We have a class that uses atomic.value to support parallel updates of counters. We might have expect that the atomic library would protect from parallel updates, but this is totally wrong. The atomic value only guarantees that we will not get concurrent modification errors for the pointer to the value, but once the pointer is returned, we're left without any parallel updates protection.


In this example, the increment method loads the atomic value, clones it to avoid parallel updates, and then stores it back.

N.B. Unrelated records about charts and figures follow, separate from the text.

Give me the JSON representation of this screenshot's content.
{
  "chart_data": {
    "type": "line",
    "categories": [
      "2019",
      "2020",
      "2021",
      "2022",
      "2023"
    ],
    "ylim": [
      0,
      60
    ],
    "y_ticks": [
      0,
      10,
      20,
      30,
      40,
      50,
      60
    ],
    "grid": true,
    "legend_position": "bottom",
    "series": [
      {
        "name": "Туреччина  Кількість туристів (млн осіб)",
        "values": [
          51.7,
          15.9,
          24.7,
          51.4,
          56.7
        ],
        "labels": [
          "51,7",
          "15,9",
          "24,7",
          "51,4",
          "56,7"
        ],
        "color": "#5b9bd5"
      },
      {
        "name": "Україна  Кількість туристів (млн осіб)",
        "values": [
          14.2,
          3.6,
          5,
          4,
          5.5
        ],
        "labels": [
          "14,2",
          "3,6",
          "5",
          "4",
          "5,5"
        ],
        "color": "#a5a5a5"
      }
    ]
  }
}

But we lack protection of another thread doing the same in parallel, so any other thread updates between our load and store API calls are lost.

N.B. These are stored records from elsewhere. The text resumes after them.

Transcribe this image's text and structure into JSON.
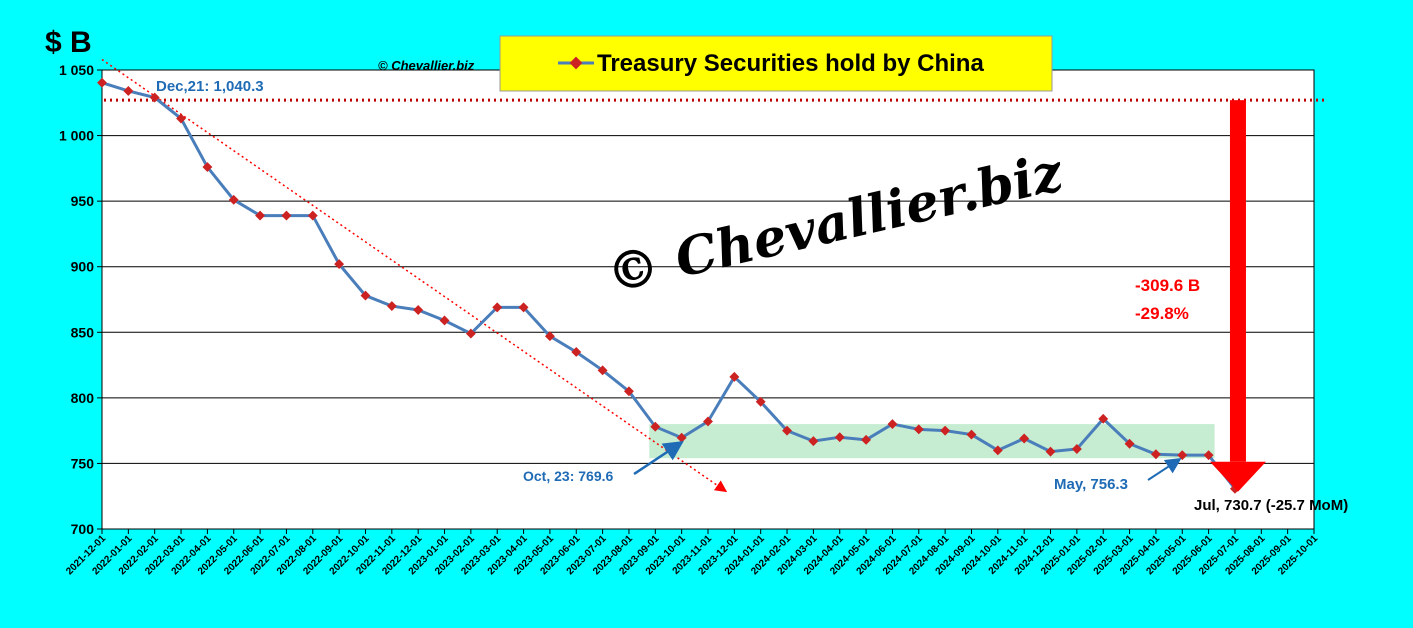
{
  "colors": {
    "background": "#00ffff",
    "plot_area": "#ffffff",
    "series_line": "#4a7ebb",
    "marker": "#cc2222",
    "trend": "#ff0000",
    "arrow": "#ff0000",
    "label_blue": "#1f6bb5",
    "band": "#c6ecd2",
    "title_box": "#ffff00"
  },
  "copyright_small": "© Chevallier.biz",
  "watermark": "© Chevallier.biz",
  "chart_data": {
    "type": "line",
    "title": "Treasury Securities hold by China",
    "ylabel": "$ B",
    "xlabel": "",
    "ylim": [
      700,
      1050
    ],
    "y_ticks": [
      "700",
      "750",
      "800",
      "850",
      "900",
      "950",
      "1 000",
      "1 050"
    ],
    "y_tick_values": [
      700,
      750,
      800,
      850,
      900,
      950,
      1000,
      1050
    ],
    "grid": true,
    "legend": "top-center",
    "categories": [
      "2021-12-01",
      "2022-01-01",
      "2022-02-01",
      "2022-03-01",
      "2022-04-01",
      "2022-05-01",
      "2022-06-01",
      "2022-07-01",
      "2022-08-01",
      "2022-09-01",
      "2022-10-01",
      "2022-11-01",
      "2022-12-01",
      "2023-01-01",
      "2023-02-01",
      "2023-03-01",
      "2023-04-01",
      "2023-05-01",
      "2023-06-01",
      "2023-07-01",
      "2023-08-01",
      "2023-09-01",
      "2023-10-01",
      "2023-11-01",
      "2023-12-01",
      "2024-01-01",
      "2024-02-01",
      "2024-03-01",
      "2024-04-01",
      "2024-05-01",
      "2024-06-01",
      "2024-07-01",
      "2024-08-01",
      "2024-09-01",
      "2024-10-01",
      "2024-11-01",
      "2024-12-01",
      "2025-01-01",
      "2025-02-01",
      "2025-03-01",
      "2025-04-01",
      "2025-05-01",
      "2025-06-01",
      "2025-07-01",
      "2025-08-01",
      "2025-09-01",
      "2025-10-01"
    ],
    "series": [
      {
        "name": "Treasury Securities hold by China",
        "values": [
          1040.3,
          1034,
          1029,
          1013,
          976,
          951,
          939,
          939,
          939,
          902,
          878,
          870,
          867,
          859,
          849,
          869,
          869,
          847,
          835,
          821,
          805,
          778,
          769.6,
          782,
          816,
          797,
          775,
          767,
          770,
          768,
          780,
          776,
          775,
          772,
          760,
          769,
          759,
          761,
          784,
          765,
          757,
          756.3,
          756.3,
          730.7,
          null,
          null,
          null
        ]
      }
    ],
    "reference_line": {
      "value": 1027
    },
    "trend_line": {
      "from": [
        "2021-12-01",
        1058
      ],
      "to": [
        "2024-01-01",
        737
      ]
    },
    "band": {
      "from": "2023-09-01",
      "to": "2025-06-01",
      "low": 754,
      "high": 780
    },
    "decline": {
      "amount": "-309.6 B",
      "percent": "-29.8%",
      "from_value": 1027,
      "to_value": 730.7,
      "category": "2025-07-01"
    },
    "annotations": [
      {
        "id": "dec21",
        "text": "Dec,21: 1,040.3"
      },
      {
        "id": "oct23",
        "text": "Oct, 23: 769.6"
      },
      {
        "id": "may25",
        "text": "May, 756.3"
      },
      {
        "id": "jul25",
        "text": "Jul, 730.7 (-25.7 MoM)"
      }
    ]
  }
}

The output of this example demonstrates the lost of updates. Instead of getting 1000 updates per counter every seconds, we get ~700 updates due to the parallel threads updates.

map[]
map[counter0:719 counter1:707 counter2:708 counter3:707 counter4:734 counter5:743 counter6:715 counter7:737 counter8:714 counter9:728]
map[counter0:743 counter1:734 counter2:754 counter3:757 counter4:743 counter5:743 counter6:742 counter7:749 counter8:738 counter9:754]
map[counter0:766 counter1:762 counter2:746 counter3:749 counter4:761 counter5:764 counter6:761 counter7:747 counter8:766 counter9:757]
map[counter0:780 counter1:761 counter2:777 counter3:787 counter4:772 counter5:777 counter6:777 counter7:782 counter8:790 counter9:784]
map[counter0:777 counter1:792 counter2:771 counter3:780 counter4:787 counter5:788 counter6:790 counter7:782 counter8:766 counter9:788]
map[counter0:767 counter1:775 counter2:780 counter3:755 counter4:775 counter5:768 counter6:760 counter7:772 counter8:767 counter9:759]
map[counter0:771 counter1:771 counter2:769 counter3:779 counter4:774 counter5:761 counter6:771 counter7:778 counter8:773 counter9:778]
map[counter0:776 counter1:766 counter2:764 counter3:776 counter4:763 counter5:782 counter6:764 counter7:775 counter8:764 counter9:766]
map[counter0:771 counter1:781 counter2:773 counter3:779 counter4:776 counter5:781 counter6:785 counter7:790 counter8:768 counter9:795]



One thing to add for this, is to ask why are we scared using sync.mutex? This might be a habit form other languages where the mutex might be not as efficient as in Go.

Using the atomic version of the code requires 0.5 microsecond per increment API call, while using a sync.mutex version uses 1 microsecond per increment API, hence the difference is not really meaningful in most cases.